H4B Chelsea

Having been asked to give a big-picture assessment of his company’s fortunes during the past year, H4B Chelsea managing director, chief creative officer Christian Bauman responds, “We’re doing really, really well, especially considering the major hole we had to climb out of, again.” Bauman says this with the weariness of a traveler delayed at an airport, rather than with the bitterness that characterizes similar pronouncements from other agency chiefs. Left unsaid is that 2013 marked another year in which the FDA seemed to take singular delight in messing with brands upon which H4B Chelsea was working.

Happily for the firm, it has long built wiggle room for such professional tremors into its annual budgets. As a result, H4B Chelsea has weathered the FDA-denial storms with relative ease, without having to lay off any staffers in their wake—and with results most of its peers would envy.

Following years in which it reported growth of 35%, 40%, 15% and 5%, the company surged about another 15% in 2013, with annual revenue reaching the upper $60s (that’s millions). It further distanced itself from its past rep as The Wyeth Agency—five years ago, managing partner Mike Peto recalls, the agency’s business was 70% Wyeth—and diversified its therapeutic and client mix. Headcount remained relatively static, sitting at 275 full-timers and enough freelancers to drive daily attendance past the 300-person mark.
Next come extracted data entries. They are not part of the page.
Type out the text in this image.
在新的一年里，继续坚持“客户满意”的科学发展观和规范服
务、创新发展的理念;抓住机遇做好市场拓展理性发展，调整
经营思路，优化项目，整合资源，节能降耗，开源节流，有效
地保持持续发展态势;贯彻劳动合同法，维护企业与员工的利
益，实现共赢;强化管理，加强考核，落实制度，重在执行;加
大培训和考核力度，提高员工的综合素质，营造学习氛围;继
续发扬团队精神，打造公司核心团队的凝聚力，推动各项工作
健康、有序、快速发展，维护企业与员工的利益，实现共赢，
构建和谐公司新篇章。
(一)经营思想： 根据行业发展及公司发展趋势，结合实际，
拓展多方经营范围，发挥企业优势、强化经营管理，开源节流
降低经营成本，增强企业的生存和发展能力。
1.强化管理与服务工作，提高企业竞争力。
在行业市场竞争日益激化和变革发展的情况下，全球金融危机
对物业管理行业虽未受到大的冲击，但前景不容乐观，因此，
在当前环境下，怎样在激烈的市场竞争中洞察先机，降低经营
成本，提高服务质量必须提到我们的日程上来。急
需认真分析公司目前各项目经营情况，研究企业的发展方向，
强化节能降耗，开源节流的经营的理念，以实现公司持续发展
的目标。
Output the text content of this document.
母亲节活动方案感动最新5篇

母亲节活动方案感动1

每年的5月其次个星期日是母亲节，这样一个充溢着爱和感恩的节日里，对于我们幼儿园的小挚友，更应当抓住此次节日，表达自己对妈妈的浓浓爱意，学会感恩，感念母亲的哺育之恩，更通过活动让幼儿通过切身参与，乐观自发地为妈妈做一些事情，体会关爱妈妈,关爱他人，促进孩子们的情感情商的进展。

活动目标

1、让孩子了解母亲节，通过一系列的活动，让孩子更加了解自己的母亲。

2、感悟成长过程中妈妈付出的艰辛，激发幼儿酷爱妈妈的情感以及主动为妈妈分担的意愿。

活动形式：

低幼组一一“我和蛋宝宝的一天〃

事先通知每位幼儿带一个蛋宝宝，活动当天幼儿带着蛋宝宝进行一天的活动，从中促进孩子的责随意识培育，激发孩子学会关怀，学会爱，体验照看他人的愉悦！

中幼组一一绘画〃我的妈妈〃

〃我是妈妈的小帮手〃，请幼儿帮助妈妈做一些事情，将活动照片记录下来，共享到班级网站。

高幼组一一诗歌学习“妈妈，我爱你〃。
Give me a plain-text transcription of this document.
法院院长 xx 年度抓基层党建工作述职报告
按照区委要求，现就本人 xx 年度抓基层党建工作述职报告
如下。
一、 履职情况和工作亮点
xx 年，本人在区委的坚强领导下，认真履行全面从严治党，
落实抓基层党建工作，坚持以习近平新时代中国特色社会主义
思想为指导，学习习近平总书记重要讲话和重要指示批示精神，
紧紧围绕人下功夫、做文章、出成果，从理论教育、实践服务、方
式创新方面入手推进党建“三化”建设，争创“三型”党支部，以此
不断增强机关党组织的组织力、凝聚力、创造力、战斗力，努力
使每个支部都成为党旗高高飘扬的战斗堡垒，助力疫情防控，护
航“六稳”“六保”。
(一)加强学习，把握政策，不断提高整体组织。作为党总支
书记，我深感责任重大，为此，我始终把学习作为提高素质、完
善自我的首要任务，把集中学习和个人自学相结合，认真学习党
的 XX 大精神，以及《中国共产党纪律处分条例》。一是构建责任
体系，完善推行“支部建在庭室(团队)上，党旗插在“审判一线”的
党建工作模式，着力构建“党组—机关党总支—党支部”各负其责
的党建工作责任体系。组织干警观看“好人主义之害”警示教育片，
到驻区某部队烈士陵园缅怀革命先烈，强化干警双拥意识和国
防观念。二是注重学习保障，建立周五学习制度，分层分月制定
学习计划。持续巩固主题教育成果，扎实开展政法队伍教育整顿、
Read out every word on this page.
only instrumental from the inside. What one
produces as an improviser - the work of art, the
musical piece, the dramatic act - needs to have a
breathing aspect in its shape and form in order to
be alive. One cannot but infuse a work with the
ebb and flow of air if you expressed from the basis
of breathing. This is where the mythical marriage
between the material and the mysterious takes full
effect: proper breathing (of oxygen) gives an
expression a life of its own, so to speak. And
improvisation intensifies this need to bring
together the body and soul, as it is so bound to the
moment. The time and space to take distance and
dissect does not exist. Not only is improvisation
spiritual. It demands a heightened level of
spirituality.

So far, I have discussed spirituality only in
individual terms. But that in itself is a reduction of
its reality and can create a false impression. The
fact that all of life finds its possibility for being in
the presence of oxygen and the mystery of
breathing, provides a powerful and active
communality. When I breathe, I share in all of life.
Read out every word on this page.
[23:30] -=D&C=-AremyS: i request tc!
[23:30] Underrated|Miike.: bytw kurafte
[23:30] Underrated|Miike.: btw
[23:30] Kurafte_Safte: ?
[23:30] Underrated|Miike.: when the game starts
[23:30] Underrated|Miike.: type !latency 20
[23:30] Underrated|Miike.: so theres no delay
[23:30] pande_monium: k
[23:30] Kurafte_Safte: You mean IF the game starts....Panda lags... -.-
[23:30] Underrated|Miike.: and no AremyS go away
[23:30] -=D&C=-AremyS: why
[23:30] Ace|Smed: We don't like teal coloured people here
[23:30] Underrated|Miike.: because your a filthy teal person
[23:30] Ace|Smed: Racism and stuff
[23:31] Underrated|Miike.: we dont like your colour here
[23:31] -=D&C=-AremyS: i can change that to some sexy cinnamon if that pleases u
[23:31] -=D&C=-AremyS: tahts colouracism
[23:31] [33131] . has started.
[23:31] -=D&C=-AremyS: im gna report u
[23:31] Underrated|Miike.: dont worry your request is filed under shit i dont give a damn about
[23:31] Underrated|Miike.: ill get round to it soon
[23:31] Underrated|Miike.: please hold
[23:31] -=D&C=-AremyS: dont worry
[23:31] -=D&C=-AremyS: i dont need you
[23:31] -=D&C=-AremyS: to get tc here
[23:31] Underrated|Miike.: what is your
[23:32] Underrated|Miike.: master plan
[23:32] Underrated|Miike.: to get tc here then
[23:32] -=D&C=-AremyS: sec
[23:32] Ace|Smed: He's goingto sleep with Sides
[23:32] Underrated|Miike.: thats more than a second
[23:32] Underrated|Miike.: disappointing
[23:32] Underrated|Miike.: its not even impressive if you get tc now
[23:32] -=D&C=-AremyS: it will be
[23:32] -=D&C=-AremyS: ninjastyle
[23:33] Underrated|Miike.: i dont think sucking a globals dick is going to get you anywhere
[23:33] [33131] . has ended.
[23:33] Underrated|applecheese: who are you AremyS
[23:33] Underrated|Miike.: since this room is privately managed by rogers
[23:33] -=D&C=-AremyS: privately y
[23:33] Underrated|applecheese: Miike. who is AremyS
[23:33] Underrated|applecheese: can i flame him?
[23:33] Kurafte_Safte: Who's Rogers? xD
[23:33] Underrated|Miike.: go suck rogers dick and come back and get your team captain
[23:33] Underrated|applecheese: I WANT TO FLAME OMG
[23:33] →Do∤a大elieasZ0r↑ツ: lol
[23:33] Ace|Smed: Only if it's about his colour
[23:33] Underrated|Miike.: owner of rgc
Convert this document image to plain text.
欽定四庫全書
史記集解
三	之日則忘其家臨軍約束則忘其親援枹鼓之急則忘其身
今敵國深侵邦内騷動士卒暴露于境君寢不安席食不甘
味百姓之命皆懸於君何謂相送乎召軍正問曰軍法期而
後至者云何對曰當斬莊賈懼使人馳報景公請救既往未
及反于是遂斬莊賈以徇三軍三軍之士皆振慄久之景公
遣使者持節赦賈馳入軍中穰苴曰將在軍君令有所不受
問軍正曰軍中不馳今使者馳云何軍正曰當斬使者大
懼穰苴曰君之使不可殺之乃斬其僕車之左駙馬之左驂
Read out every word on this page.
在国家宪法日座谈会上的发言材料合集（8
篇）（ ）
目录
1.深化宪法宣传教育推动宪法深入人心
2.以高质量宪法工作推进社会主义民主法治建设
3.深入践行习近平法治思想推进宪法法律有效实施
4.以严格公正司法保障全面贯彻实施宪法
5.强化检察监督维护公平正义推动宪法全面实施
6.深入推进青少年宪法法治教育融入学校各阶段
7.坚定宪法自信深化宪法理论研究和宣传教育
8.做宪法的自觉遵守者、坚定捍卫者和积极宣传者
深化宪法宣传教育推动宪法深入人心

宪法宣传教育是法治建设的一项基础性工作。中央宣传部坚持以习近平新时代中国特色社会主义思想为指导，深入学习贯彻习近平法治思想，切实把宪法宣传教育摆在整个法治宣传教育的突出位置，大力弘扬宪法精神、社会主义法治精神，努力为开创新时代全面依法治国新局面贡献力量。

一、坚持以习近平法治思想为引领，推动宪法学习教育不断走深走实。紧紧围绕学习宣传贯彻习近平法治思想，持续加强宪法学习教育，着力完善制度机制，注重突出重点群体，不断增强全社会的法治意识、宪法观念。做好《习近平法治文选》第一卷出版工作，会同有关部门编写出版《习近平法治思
That’s far from where H4B Chelsea was when its current three managing partners took the reins five years ago. Then, the agency netted $25 million in revenue; this year, it will likely cross the $70 million threshold. Among the keys to the string of recent successes: a hiring strategy that prizes versatility and, well, coolness.

“We hire people we want to work with no matter what project we need help with,” Bauman says. “‘Bodies for brands’ is a bad staffing model.”

New business during 2013 included two Actavis brands in two different categories, women’s health and GI; CNS work from Otsuka; a Novartis wellness assignment; and some brand-bolstering for biotech startup Relypsa. H4B Chelsea also expanded its relationship with Alcon, which now includes all of the company’s contact lens business (professional/consumer, including TV) and projects within the pharma division (glaucoma-related).“We kept hearing the words ‘the right fit.’ That’s what we were in so many of those cases,” crows managing partner Steve Nothel.

The agency took two non-FDA-related hits. When Trius Therapeutics was acquired last July by Cubist Pharmaceuticals, H4B Chelsea lost a sizable ($2 milion-$3 million) piece of business. The other loss, however, exposed the H4B Chelsea ruling troika as uncommonly good sports.

Holding-agency consolidation meant that the Havas network of firms lost out on Pfizer business—and in H4B Chelsea’s case, that meant the end of its work on depression drug Pristiq. Nonetheless, the three managing partners cite that final campaign as one of the year’s high creative water marks, and one in which their value to the client was fully recognized.

“Technically, all Pfizer business was supposed to be gone by March 2013,” Peto recalls. “But they kept us around until the beginning of the fourth quarter. They really appreciated that even though the business was going away, we never gave up on them. We’re proud of that.”